わたしらも帰りたい 〜海のない盆地から〜


 奈良県は、東西南北いずれも海に面しておらず、山に登れば海が見える阪神間とは、かなり地形が違います。この、神戸から遠く離れた奈良に、震災のため奈良県内にひっこした人たちの会『ふきのとう』があります。その代表の米川広子さん(32)にお話を聞いてきました。

 『ふきのとう』では震災に関する情報をあつめて月一回会報を発行し、約120人の会員に無料で郵送しています。また『茶話会』『歩く会』を定期的に開いて、ふだん孤立しがちな避難者同士の交流の場をつくっています。会の人ならわかってくれるという安心感があるのか、みなさんよく話すそうです。ふだん、まわりには被災者がいないので言いたいこともたまるのでしょう。会報がとどくことで「自分は忘れられてへんのや」と安心する人もいるそうです。

 奈良県へは約350世帯が避難したといわれていますが、正しい数は被災地の自治体も避難先の自治体もつかんでいません。担当窓口もありません。行政はプライバシーの保護を口実に県営住宅の入居者の名簿などを見せないので、ボランティアのフォローもきちんとできていません。

 避難者は高齢者・母子家庭の人・持病がある人・病人をかかえている人など、避難所で仮設が当たるまで待つことができなかった人が多いそうです。力があるから県外へ出たのではないのです。ところが、県境を一本はさんだら家賃の補助や家の再建の支援が受けられません。復興住宅も仮設の人が優先です。震災直後にだれがこんなあつかいを計算に入れて避難したでしょうか。不公平をなくすにはやっぱり国が補償するべきでしょう。

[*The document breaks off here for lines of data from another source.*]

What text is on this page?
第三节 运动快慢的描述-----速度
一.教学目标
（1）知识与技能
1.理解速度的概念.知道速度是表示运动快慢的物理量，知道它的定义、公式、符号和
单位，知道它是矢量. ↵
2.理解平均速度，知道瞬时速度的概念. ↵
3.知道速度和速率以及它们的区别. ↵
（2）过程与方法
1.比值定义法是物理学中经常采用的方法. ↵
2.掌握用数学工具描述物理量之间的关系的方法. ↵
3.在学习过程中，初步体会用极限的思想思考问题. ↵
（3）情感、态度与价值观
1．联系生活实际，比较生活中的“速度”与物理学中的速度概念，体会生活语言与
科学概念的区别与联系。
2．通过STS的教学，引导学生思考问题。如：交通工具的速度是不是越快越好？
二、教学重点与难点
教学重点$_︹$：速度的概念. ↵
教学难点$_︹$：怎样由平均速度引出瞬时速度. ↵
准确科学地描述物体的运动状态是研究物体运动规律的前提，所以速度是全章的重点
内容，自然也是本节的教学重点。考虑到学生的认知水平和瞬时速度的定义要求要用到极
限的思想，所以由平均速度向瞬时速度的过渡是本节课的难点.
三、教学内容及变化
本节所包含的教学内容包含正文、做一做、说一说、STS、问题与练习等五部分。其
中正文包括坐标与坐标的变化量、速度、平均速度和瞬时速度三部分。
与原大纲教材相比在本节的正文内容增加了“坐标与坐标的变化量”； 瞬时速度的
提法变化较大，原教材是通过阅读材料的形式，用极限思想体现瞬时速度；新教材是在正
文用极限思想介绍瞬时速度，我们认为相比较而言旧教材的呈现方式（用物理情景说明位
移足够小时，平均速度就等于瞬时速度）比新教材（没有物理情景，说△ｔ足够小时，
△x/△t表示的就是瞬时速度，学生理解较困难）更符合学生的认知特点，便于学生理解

 では、県外避難者は仮設の人をねたんでいるのでしょうか?

「仮設の人は得や、いや外へ出た人は力がある、いうてお互いに言い合うのはやめましょう」
と米川さんは言います。つづけて、次のようにも言っておられました。
「仮設の人も県外の私たちも、元のところに帰れる日を同じ気持ちで待っています。たまたま行った先がちがうだけで、外へ出たからいうて被災地のことを忘れたことは一日もありません。
仮設に残っている人も『自分たちだけ取り残された……』と思わないで、いっしょにがんばりましょう」

(横田 ゆり)


インフォメーション


◆精神障害者に福祉乗車証交付◆
 市営地下鉄やバスなどで使える「福祉乗車証」が、今月から精神障害者の方にも配られます。対象となるのは、精神障害保健福祉手帳の1級から3級をお持ちの方です。
 申し込みは、区役所保健部(保健所)でおこなってください。
 くわしくは、11月1日発行の「広報こうべ」を見ていただくか、区役所保健部(保健所)でお聞きください。
【問】保健福祉局育成課:078−322−5273

◆こころ咲かそうコンサート◆
 障害者のフォークバンドと「BORO」のコンサートがあります。入場は無料です。
【日時】11月30日(土)午後2時〜
【場所】長田消防署4階の長田区防災コミュニティ・ホール
※参加ご希望の方は、往復ハガキに住所・氏名・電話番号・人数をお書きのうえ
 〒653神戸市長田区北町3-4-3 長田ボランティアセンター
までお送り下さい。
【問】長田ボランティアセンター:078−579−2311

◆ 一七市◆
  山吉市場にある小規模作業所が中心になって「震災のことを忘れないように」とはじめた毎月17日の一七市ですが、今回は規模を拡大して開催されます。
 小規模作業所で作った物の販売や、激安の屋台がいろいろ出店するほか、野外ライブなどがあります。
【日時】11月17日(日)午前10時〜午後3時
【場所】山吉市場北側の広場
【問】長田ボランティアセンター:078−579−2311
※情報を詳しく知りたい方は、それぞれの連絡先、または「すたあと長田」まで、お問い合せ下さい。


長田区から永田町へ・被災地の声を届けよう!!


 きたる11月24日に長田区を出発、約1週間かけて東京の「永田町」まで自転車でむかい(!)政府・総理大臣へ「被災地の声」をつたえる、名づけて「自転車キャラバン」が、現在計画されています。
 じゅんびをすすめているのは、今年のはじめに「長田区に低家賃の災害公営住宅を!!」のよびかけで短期間に約7万人もの署名をあつめた「長田区に低家賃の災害公営住宅の大量建設を求める署名実行委員会」(ちょっと長い名前です……)です。同委員会では、現在以下の呼びかけを行っています。

○新総理大臣あての一言カード
総理大臣に届ける被災地の切実な声を募ります。
1万人以上を目標に、11月20日までに集めます。
○自転車に乗って東京へ行きたい人を募集中
通して参加できる方かんげい。期間中2日間以上の参加でもいいです。自転車のない方はご相談に応じます。
○活動資金募金のお願い
1口1000円で郵便振替口座を開設しています。

口座番号:01160−9−88420

「長田区に低家賃の災害公営住宅の大量建設を求める署名推進実行委員会」


11月24日(日)8時より激励集会をおこなった後、午前9時半「神戸の壁」から出発!
東京につくまでの間、京都・名古屋・清水・横浜で集会を行います。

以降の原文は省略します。